―Конечно.
―Величайшая трагедия, постигшая мой народ до Мрака. Эта книга — доказательство того, что дух сильнее тела. Того, что можно пройти через тотальное уничтожение, сохранив цельность и чистоту. «Респонсы» — это ответы раввина на вопросы жителей гетто, касающиеся этики и религии. От некоторых из них мурашки по коже. Отец спрашивает разрешения покончить с собой, потому что знает, что немцы убивают главу семьи последним, а он не хочет присутствовать при убийстве своих детей. Мать спрашивает, можно ли ради спасения ребенка отдать его католическому священнику. Эта книга полна чудовищных вопросов. После массового уничтожения тысячи двухсот детей и младенцев выжившие родители спрашивают, можно ли читать кадиш[24] по всем ним или только по детям с определенного возраста. Раввин отвечает: «От года и старше». Вопросы касаются всех сторон повседневной жизни в аду: можно ли использовать в качестве дров деревья с кладбища? Можно ли наступать на иудейские погребальные плиты, которыми нацисты выложили улицы? Можно ли преподавать Тору нацистам? Может ли мужчина, кастрированный эсесовцами, петь в синагоге? Можно ли простить еврея-капо[25] и вновь допустить его до богослужения? Можно ли удалять номера, которые нацисты вытатуировали на руках заключенных лагерей? Позволительно ли есть человеческое мясо?
Слова Самуэля глухими ударами раздавались в темноте туннеля, и от каждого вопроса и ответа Джон испытывал боль, как от новой раны.
―Я не знаю религии, более подходящей для жизни в мире, где мы оказались теперь, — заключил Самуэль. — А ты?
Джон надолго задумался. Потом он ответил:
―Я ищу ее.
Преодоление последнего заграждения отняло около четверти часа. Джон Дэниэлс по-настоящему восхищался людьми, сумевшими спроектировать и соорудить укрепления, способные помешать Созданиям ночи проникнуть на станцию, но в то же время позволявшие разведчикам входить и выходить из нее.
―Там впереди заброшенная станция Кордузио, — сообщил Джон и показал рукой вперед.

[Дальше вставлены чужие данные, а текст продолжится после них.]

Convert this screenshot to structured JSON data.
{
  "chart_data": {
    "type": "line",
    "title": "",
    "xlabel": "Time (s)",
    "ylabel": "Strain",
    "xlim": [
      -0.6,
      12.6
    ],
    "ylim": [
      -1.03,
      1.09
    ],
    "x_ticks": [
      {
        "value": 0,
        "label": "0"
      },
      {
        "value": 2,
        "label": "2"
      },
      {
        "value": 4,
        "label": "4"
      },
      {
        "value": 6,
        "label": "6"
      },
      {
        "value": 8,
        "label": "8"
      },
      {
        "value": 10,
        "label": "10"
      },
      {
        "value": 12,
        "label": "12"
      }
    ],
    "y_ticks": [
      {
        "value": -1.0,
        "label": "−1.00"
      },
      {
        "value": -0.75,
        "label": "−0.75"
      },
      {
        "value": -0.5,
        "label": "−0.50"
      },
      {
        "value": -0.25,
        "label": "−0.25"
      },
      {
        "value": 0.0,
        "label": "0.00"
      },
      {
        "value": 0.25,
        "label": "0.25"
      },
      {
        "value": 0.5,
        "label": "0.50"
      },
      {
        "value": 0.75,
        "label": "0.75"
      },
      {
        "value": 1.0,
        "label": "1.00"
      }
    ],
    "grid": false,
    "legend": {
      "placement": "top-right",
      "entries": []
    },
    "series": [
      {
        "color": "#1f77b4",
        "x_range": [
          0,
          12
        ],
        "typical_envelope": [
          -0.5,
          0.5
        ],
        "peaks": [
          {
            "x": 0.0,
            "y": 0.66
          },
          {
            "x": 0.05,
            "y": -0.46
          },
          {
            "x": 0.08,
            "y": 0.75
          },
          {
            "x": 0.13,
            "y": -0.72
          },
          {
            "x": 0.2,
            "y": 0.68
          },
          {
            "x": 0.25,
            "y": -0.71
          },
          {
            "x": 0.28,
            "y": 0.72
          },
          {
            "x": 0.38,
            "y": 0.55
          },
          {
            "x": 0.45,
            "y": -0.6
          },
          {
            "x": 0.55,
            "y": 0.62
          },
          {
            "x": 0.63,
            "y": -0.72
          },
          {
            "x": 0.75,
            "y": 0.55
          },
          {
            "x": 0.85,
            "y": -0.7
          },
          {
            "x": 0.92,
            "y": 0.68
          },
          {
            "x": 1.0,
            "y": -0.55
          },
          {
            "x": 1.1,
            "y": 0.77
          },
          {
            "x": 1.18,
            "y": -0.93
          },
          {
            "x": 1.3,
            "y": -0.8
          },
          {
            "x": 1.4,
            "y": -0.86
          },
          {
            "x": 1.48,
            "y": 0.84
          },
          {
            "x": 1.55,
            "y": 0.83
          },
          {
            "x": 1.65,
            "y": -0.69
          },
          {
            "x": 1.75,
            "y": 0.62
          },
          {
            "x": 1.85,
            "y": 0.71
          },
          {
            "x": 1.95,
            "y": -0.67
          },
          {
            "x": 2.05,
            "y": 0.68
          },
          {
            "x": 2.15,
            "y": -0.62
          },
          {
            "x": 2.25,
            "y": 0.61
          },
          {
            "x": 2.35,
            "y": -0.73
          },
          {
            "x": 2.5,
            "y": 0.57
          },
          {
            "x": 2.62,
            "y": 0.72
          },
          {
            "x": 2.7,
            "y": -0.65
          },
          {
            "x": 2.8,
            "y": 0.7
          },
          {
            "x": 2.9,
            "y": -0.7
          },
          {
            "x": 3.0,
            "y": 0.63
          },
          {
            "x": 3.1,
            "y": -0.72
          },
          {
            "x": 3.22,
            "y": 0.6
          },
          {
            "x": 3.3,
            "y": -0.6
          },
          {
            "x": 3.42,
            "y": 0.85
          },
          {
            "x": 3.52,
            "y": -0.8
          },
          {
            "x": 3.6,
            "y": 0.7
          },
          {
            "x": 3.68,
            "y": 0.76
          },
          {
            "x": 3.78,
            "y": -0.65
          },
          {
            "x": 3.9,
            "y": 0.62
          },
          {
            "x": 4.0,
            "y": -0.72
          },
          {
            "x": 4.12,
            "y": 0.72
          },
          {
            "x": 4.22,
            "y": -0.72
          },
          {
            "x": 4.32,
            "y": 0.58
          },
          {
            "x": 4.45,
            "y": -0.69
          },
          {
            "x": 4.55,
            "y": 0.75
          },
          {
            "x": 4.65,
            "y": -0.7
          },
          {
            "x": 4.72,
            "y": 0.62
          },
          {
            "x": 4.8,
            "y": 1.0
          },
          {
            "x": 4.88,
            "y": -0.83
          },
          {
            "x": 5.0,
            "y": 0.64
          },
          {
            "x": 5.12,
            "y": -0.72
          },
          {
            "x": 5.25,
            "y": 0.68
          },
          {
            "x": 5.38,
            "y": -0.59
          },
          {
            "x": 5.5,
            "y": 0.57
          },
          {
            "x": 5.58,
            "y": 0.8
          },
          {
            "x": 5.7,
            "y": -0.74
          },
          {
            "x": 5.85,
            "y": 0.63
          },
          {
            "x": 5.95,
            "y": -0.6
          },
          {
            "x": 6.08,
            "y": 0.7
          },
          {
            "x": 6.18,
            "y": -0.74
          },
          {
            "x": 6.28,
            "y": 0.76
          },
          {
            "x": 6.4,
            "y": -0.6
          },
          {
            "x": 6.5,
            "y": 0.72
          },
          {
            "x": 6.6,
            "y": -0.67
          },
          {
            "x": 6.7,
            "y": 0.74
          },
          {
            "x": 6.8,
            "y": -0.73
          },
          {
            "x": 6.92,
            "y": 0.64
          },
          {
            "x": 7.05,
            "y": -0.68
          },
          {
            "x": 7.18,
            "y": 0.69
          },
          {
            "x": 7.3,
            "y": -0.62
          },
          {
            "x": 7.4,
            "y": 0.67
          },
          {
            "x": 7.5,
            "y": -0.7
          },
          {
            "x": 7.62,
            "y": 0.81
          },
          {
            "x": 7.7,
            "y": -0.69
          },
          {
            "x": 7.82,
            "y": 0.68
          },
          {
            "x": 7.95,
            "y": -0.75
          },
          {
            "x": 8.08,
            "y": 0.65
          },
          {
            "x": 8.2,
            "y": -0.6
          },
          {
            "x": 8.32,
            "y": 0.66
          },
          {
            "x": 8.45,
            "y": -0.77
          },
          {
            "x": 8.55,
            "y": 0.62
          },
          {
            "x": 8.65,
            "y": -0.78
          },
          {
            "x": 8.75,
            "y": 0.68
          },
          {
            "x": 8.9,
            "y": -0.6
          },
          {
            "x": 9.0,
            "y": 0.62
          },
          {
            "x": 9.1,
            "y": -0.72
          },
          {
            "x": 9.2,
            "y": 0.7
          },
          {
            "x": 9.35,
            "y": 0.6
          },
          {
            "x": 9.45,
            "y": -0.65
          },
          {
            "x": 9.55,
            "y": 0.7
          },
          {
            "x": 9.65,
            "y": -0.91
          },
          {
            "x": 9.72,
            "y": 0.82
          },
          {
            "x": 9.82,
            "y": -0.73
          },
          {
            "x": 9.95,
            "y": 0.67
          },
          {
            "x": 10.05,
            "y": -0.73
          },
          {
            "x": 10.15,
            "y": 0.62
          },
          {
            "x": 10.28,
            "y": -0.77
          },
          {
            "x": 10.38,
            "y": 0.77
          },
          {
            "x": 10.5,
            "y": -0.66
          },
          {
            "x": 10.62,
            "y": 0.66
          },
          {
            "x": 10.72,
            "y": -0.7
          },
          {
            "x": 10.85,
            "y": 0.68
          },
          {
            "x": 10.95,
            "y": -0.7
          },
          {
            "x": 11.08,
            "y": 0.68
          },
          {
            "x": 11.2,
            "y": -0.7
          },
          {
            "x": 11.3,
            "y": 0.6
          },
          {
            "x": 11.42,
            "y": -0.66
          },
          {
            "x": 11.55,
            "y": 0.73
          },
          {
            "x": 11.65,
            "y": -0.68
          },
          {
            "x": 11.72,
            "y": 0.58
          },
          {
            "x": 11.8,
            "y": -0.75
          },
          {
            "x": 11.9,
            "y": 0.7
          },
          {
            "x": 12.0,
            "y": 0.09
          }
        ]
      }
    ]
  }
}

Естественно, он указывал в темноту. Но Самуэль все равно прекрасно представлял себе станцию — такую же, как те, что они уже успели пройти. Миланский метрополитен, конечно, был не таким величественным, как московский, и не таким сложным, как лондонский или нью-йоркский. Это был молодой метрополитен, спроектированный скорее с учетом стоимости строительства, чем красоты. Все станции походили одна на другую и отличались только плиткой на стенах и названиями.